Title: Machine-learning Models, and High-Performance Computing (HPC) for Big Data Omics: Recent Progress and Challenges
Date and Time of Talk: | 16-December-2021 | 11:00 – 11:50 |
Abstract
Machine learning (ML) has emerged as a discipline that enables assistance to humans in making sense of big data sets from large and complex systems biology experiments. Drop in the cost of producing the data has made these large data sets accessible to researchers for various investigations. Analyzing these complex and big data sets is not trivial, and classical algorithms and models cannot fully explore the full potential that can move us closer to personalized medicine. Machine learning algorithms can thus be very useful in mining large omics datasets to uncover new insights that can advance the field of medicine and improve health care. There is an increasing interest in the potential of ML to create predictive models and to identify complex patterns from omics datasets.
In this talk, we will discuss the challenges in developing machine-learning models for complex Mass Spectrometry based Proteomics data. The newly developed machine-learning tools are drastically changing the way that we analyze the proteomics data. Further, we will discuss the challenges, and opportunities in developing machine-learning models for big brains, and their role in quantifying, and diagnosing mental disorders. Lastly, we will discuss the opportunities and progress in developing high performance computing solutions for these machine-learning models for efficient, and timely computations.
Biography
Fahad Saeed is an Tenured Associate Professor in the Knight Foundation School of Computing and Information Sciences at Florida International University (FIU), Miami FL. His research interests include parallel and distributed algorithms and architectures, computational proteomics & genomics and big data problems in computational biology and bioinformatics. Prior to joining FIU, Prof. Saeed was a tenure-track Assistant Professor in the Department of Electrical & Computer Engineering and Department of Computer Science at Western Michigan University (WMU), Kalamazoo Michigan since Jan 2014. He was tenured and promoted to the rank of Associate Professor at WMU in August 2018.

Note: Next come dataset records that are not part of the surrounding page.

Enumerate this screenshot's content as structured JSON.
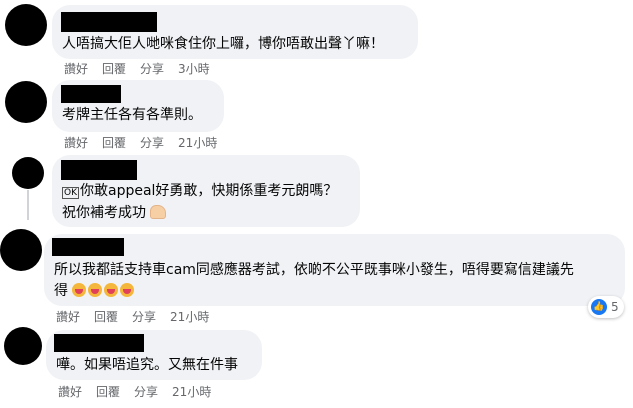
{
  "comments": [
    {
      "text_lines": [
        "人唔搞大佢人哋咪食住你上囉，博你唔敢出聲丫嘛！"
      ],
      "actions": {
        "like": "讚好",
        "reply": "回覆",
        "share": "分享",
        "time": "3小時"
      }
    },
    {
      "text_lines": [
        "考牌主任各有各準則。"
      ],
      "actions": {
        "like": "讚好",
        "reply": "回覆",
        "share": "分享",
        "time": "21小時"
      }
    },
    {
      "text_prefix_box": "OK",
      "text_lines": [
        "你敢appeal好勇敢，快期係重考元朗嗎？",
        "祝你補考成功"
      ],
      "emoji": "flexed-biceps",
      "actions": {
        "like": "讚好",
        "reply": "回覆",
        "share": "分享",
        "time": "21小時"
      }
    },
    {
      "text_lines": [
        "所以我都話支持車cam同感應器考試，依啲不公平既事咪小發生，唔得要寫信建議先",
        "得"
      ],
      "emojis": [
        "crying-face",
        "crying-face",
        "crying-face",
        "crying-face"
      ],
      "reaction": {
        "icon": "like-icon",
        "count": "5"
      },
      "actions": {
        "like": "讚好",
        "reply": "回覆",
        "share": "分享",
        "time": "21小時"
      }
    },
    {
      "text_lines": [
        "嘩。如果唔追究。又無在件事"
      ],
      "actions": {
        "like": "讚好",
        "reply": "回覆",
        "share": "分享",
        "time": "21小時"
      }
    }
  ],
  "colors": {
    "bubble": "#f0f2f5",
    "meta_text": "#65676b",
    "like_blue": "#1877f2"
  }
}
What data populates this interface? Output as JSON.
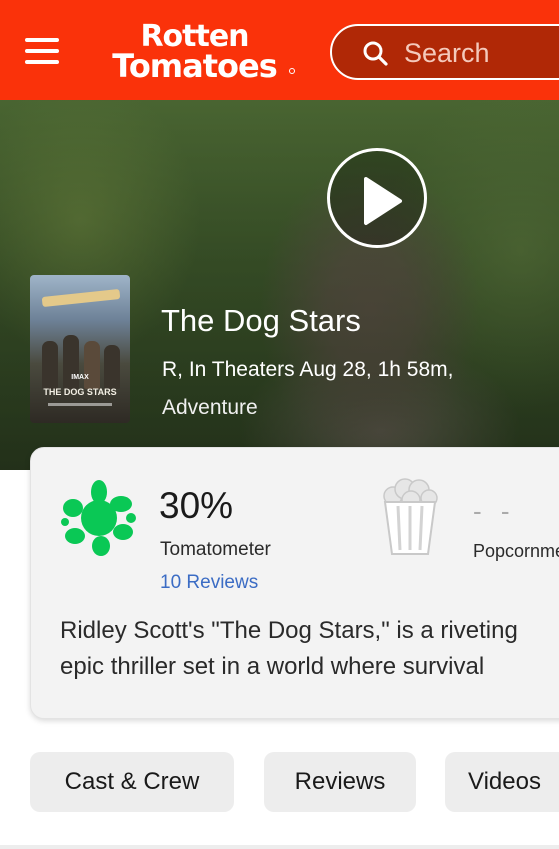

Dr. Saeed was a Post-Doctoral Fellow and then a Research Fellow in the Systems Biology Center at National Institutes of Health (NIH), Bethesda MD from Aug 2010 to June 2011 and from June 2011 to January 2014 respectively. He received his PhD in the Department of Electrical and Computer Engineering, University of Illinois at Chicago (UIC) in 2010.
He has served as a visiting scientist in world-renowned prestigious institutions such as Department of Bio-Systems Science and Engineering (D-BSSE), ETH Zürich, Swiss Institute of Bioinformatics (SIB) and Epithelial Systems Biology Laboratory (ESBL) at National Institutes of Health (NIH) Bethesda, Maryland.
Dr. Saeed is a Senior Member of ACM and also a Senior Member of IEEE. His honors include ThinkSwiss Fellowship (2007,2008), NIH Postdoctoral Fellowship Award (2010), Fellows Award for Research Excellence (FARE) at NIH (2012), NSF CRII Award (2015), WMU Outstanding New Researcher Award (2016), WMU Distinguished Research and Creative Scholarship Award (2018), NSF CAREER Award (2017), and FIU Excellence in Applied Research award (2020).